Sudden cardiac death (SCD) continues to be one of the leading causes of mortality worldwide, with an annual incidence estimated at 250,000–300,000 in the United States and with the vast majority occurring in the setting of coronary disease. We performed a genome-wide association meta-analysis in 1,283 SCD cases and >20,000 control individuals of European ancestry from 5 studies, with follow-up genotyping in up to 3,119 SCD cases and 11,146 controls from 11 European ancestry studies, and identify the BAZ2B locus as associated with SCD (P = 1.8×10−10). The risk allele, while ancestral, has a frequency of ∼1.4%, suggesting strong negative selection and increases risk for SCD by 1.92–fold per allele (95% CI 1.57–2.34). We also tested the role of 49 SNPs previously implicated in modulating electrocardiographic traits (QRS, QT, and RR intervals). Consistent with epidemiological studies showing increased risk of SCD with prolonged QRS/QT intervals, the interval-prolonging alleles are in aggregate associated with increased risk for SCD (P = 0.006).
Family studies have clearly demonstrated a role for genes in modifying risk for sudden cardiac death (SCD), however genetic studies have been limited by available samples.
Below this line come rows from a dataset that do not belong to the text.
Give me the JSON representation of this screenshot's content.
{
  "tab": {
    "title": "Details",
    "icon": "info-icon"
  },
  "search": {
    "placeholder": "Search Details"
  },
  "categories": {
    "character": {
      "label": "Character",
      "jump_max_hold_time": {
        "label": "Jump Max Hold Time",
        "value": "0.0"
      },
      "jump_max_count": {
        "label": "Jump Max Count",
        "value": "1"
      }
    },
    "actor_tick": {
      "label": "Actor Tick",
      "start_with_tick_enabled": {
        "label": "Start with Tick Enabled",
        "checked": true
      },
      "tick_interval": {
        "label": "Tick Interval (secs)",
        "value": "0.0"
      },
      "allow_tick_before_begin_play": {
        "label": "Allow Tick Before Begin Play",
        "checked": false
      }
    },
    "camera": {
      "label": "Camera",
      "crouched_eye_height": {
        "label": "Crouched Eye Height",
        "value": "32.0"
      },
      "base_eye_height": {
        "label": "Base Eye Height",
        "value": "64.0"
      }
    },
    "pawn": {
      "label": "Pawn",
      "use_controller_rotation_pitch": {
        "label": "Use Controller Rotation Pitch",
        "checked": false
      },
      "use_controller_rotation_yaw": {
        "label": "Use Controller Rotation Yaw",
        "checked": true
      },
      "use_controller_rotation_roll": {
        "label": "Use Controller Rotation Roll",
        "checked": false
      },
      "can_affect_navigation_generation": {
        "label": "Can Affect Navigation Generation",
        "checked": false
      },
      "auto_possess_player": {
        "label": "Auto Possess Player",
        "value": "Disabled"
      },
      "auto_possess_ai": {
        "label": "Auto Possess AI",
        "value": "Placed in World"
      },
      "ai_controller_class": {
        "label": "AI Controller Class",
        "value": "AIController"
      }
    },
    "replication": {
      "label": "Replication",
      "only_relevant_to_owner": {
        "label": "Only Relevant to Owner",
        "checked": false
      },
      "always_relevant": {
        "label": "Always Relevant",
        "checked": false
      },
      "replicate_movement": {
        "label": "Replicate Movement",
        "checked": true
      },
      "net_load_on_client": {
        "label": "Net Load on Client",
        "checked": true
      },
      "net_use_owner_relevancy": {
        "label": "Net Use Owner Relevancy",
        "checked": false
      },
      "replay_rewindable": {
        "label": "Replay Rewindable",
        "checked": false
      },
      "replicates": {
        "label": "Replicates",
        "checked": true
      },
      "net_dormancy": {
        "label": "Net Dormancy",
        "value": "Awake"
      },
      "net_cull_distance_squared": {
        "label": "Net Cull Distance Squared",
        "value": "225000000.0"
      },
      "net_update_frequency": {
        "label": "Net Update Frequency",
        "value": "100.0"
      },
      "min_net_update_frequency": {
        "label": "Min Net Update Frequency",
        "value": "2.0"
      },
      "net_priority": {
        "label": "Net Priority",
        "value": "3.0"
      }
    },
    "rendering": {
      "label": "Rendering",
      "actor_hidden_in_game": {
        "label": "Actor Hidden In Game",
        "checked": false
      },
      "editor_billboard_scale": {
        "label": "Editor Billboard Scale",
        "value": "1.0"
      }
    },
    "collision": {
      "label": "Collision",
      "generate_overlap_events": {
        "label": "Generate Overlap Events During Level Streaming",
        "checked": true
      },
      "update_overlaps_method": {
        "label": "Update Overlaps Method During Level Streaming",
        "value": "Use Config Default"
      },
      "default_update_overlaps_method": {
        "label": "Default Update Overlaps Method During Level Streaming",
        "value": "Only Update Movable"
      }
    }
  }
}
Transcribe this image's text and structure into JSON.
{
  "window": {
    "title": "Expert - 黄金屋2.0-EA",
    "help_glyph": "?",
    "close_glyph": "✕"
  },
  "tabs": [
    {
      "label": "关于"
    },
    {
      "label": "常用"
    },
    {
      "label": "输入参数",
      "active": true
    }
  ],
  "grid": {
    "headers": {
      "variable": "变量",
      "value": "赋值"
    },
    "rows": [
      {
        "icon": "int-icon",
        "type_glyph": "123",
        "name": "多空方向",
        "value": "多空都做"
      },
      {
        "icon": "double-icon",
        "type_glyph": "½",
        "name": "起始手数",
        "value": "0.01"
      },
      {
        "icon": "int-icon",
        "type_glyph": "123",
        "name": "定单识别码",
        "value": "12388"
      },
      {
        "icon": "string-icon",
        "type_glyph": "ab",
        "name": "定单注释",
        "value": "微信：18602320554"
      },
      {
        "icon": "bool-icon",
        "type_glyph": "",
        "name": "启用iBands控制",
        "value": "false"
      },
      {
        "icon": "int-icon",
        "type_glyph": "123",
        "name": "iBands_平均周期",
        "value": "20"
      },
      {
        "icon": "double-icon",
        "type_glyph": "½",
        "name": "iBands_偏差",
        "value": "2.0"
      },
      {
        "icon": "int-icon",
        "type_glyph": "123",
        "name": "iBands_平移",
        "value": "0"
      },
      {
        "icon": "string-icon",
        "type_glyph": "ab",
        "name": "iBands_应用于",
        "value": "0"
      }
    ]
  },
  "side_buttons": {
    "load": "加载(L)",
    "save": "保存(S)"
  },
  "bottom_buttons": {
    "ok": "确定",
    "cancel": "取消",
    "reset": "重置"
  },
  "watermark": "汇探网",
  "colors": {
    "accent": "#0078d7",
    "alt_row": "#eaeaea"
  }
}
Here we have assembled over 4,400 SCD cases with >30,000 controls, all of European ancestry, and utilize a two-stage study design. In the first stage, we conducted an unbiased genome-wide scan in 1,283 SCD cases and >20,000 controls, and then performed follow-up genotyping in the remainder of the samples. We demonstrate strong association to a region of the genome not previously implicated in SCD, the BAZ2B locus, which contains 3 genes not previously known to play a role in cardiac biology. In addition, we used the genome-wide scan data to test a focused hypothesis that genetic variants that modulate ECG traits associated with SCD (QT, QRS, and RR intervals) also modify risk for SCD, and we demonstrate that QT- and QRS-prolonging alleles are, as a group, associated with increased risk of SCD. Taken together, these findings begin to elucidate the genetic contribution to SCD susceptibility and provide important targets for functional studies to investigate the etiology and pathogenesis of SCD.